Peine de mort: lʼabus des droits populaires


Ouf, la Suisse est passée tout près dʼun nouveau couac politique, après lʼinitiative sur lʼinterdiction des minarets. 

PAR MARC SCHINDLER

Un comité Théodule – comme le disait le général de Gaulle – a voulu lancer une initiative populaire pour inscrire dans la Constitution fédérale la peine de mort pour les violeurs assassins. La Suisse a aboli la peine de mort en 1942, alors que la France nʼa interdit la guillotine quʼen 1981.

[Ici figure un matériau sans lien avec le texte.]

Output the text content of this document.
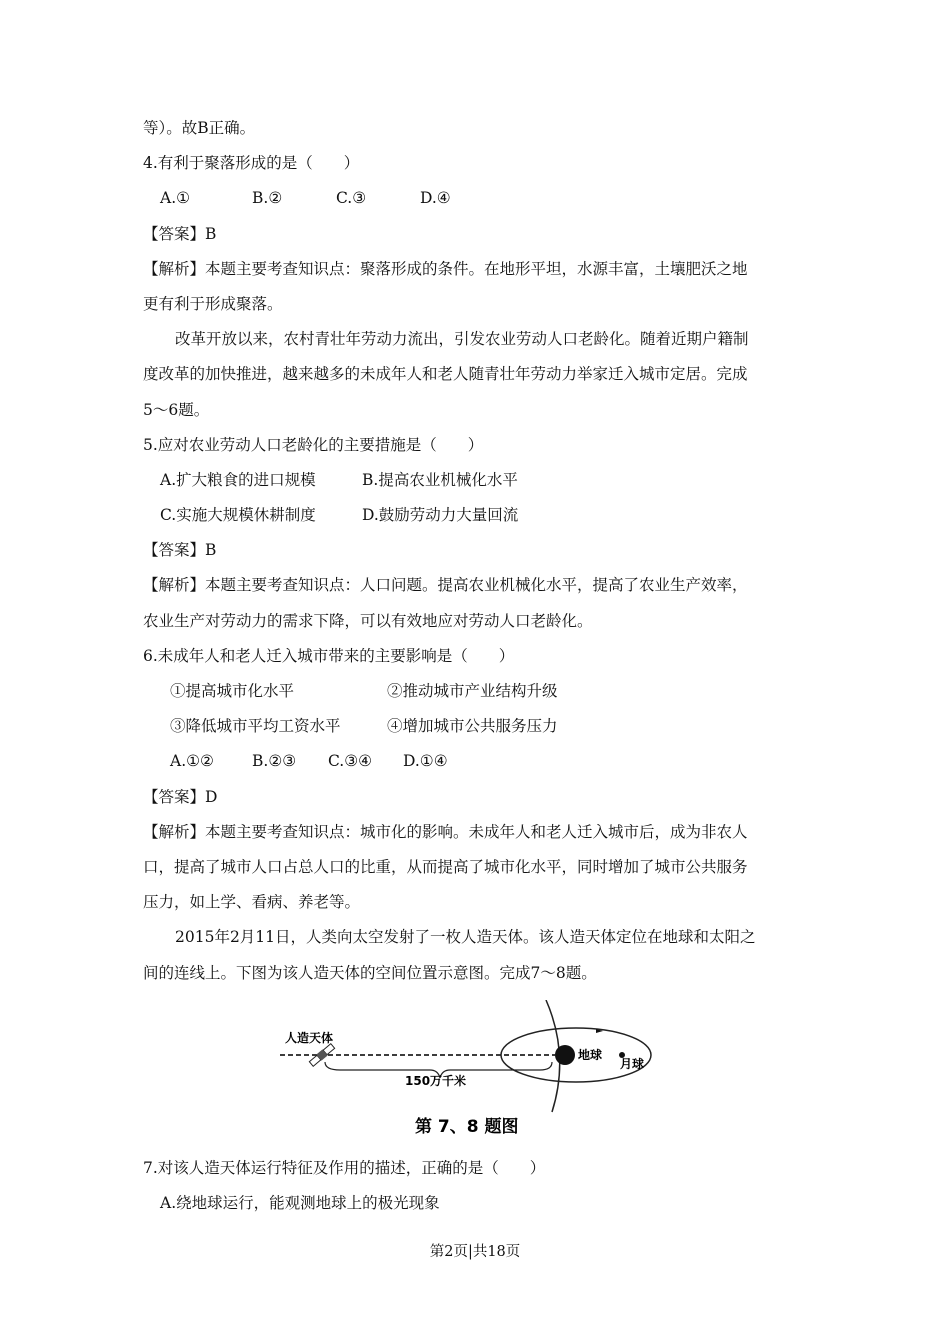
等）。故B正确。
4.有利于聚落形成的是（　　）
A.①	B.②	C.③	D.④
【答案】B
【解析】本题主要考查知识点：聚落形成的条件。在地形平坦，水源丰富，土壤肥沃之地
更有利于形成聚落。
改革开放以来，农村青壮年劳动力流出，引发农业劳动人口老龄化。随着近期户籍制
度改革的加快推进，越来越多的未成年人和老人随青壮年劳动力举家迁入城市定居。完成
5～6题。
5.应对农业劳动人口老龄化的主要措施是（　　）
A.扩大粮食的进口规模	B.提高农业机械化水平
C.实施大规模休耕制度	D.鼓励劳动力大量回流
【答案】B
【解析】本题主要考查知识点：人口问题。提高农业机械化水平，提高了农业生产效率，
农业生产对劳动力的需求下降，可以有效地应对劳动人口老龄化。
6.未成年人和老人迁入城市带来的主要影响是（　　）
①提高城市化水平	②推动城市产业结构升级
③降低城市平均工资水平	④增加城市公共服务压力
A.①② B.②③ C.③④ D.①④
【答案】D
【解析】本题主要考查知识点：城市化的影响。未成年人和老人迁入城市后，成为非农人
口，提高了城市人口占总人口的比重，从而提高了城市化水平，同时增加了城市公共服务
压力，如上学、看病、养老等。
2015年2月11日，人类向太空发射了一枚人造天体。该人造天体定位在地球和太阳之
间的连线上。下图为该人造天体的空间位置示意图。完成7～8题。
人造天体
150万千米
地球
月球
第 7、8 题图
7.对该人造天体运行特征及作用的描述，正确的是（　　）
A.绕地球运行，能观测地球上的极光现象
第2页|共18页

Lʼhomme qui a lancé lʼinitiative sʼappelle Marcel Graf. Il habite un paisible village de la campagne zurichoise et il expliqué quʼil voulait “sensibiliser la population aux dysfonctionnements de la justice dans les cas dʼassassinats à caractère sexuel”. Selon certains médias, Graf voulait se venger de lʼassassin de la soeur de sa femme, en 2009, qui nʼa pas encore été jugé. 

Evidemment, lʼinitiative a soulevé en Suisse un véritable tollé, de la gauche à la droite. Seule lʼUDC, la droite conservatrice et xénophobe, a trouvé intéressante lʼidée de “laisser le peuple se pencher sur la question de la réintroduction de la peine de mort.” Quelques jours après son lancement, les initiants ont retiré leur initiative, en prétextant quʼils nʼavaient pas les moyens de réunir les 100 000  signatures requises. Un beau coup de pub pour leurs idées. Il faut lire certains commentaires haineux justifiant la peine de mort pour les violeurs assassins sur le site Facebook des initiants pour comprendre que lʼon nʼouvre pas impunément la boîte de Pandore. 

Le plus incroyable, dans cette affaire, cʼest que la Chancellerie fédérale a donné son feu vert à la récolte des signatures, en estimant que, juridiquement, le texte était valable.

Valable, un texte qui est contraire à la Convention des droits de lʼhomme signée par la Suisse ? Qui mettrait la Suisse au ban des nations civilisées ? Et qui, en plus, ne pourrait certainement pas être appliqué, comme lʼinitiative anti-minarets ou lʼinitiative sur l’imprescriptibilité des crimes à caractère sexuel, toutes deux figurant dans la Constitution fédérale.

On touche là aux limites des droits populaires. Ce sont des fonctionnaires qui sont juges de la validité dʼun initiative populaire, pour éviter toute pression politique. Mais ils décident en fonction de critères formels. La Constitution fédérale est claire : “Lorsqu’une initiative populaire ne respecte pas le principe de l’unité de la forme, celui de l’unité de la matière ou les règles impératives du droit international, l’Assemblée fédérale la déclare totalement ou partiellement nulle. Sont considérées comme règles impératives du droit international les règles interdisant la guerre d’agression, la torture, le génocide et l’esclavage. “Le problème, cʼest que ces règles sʼappliquent aux parlementaires chargés de soumettre le texte aux électeurs, après la récolte des signatures. La Constitution ne dit rien de lʼapprobation avant la récolte des signatures. 

Pour un sujet aussi passionnel que la peine de mort, comme pour lʼinterdiction des minarets, ce formalisme juridique ouvre la porte à tous les abus. Plusieurs parlementaires fédéraux estiment que, en cas de doute sur la validité dʼune initiative, ce sont des juges et non des fonctionnaires qui doivent autoriser la récolte des 100.000 signatures nécessaires. Quand les signatures sont réunies, cʼest le Parlement qui décide de valider ou non le texte. Mais le problème devient hautement politique. Des juristes subtils, comme le professeur Flückiger, de lʼUniversité de Genève, explique que «selon la Constitution fédérale, on ne peut pas soumettre un texte qui va à lʼencontre du droit international impératif.» Mais la peine de mort, encore appliquée aux Etats-Unis et en Chine, ne figure pas dans cet impératif. Un vrai casse-tête juridique et un sac de noeuds politique.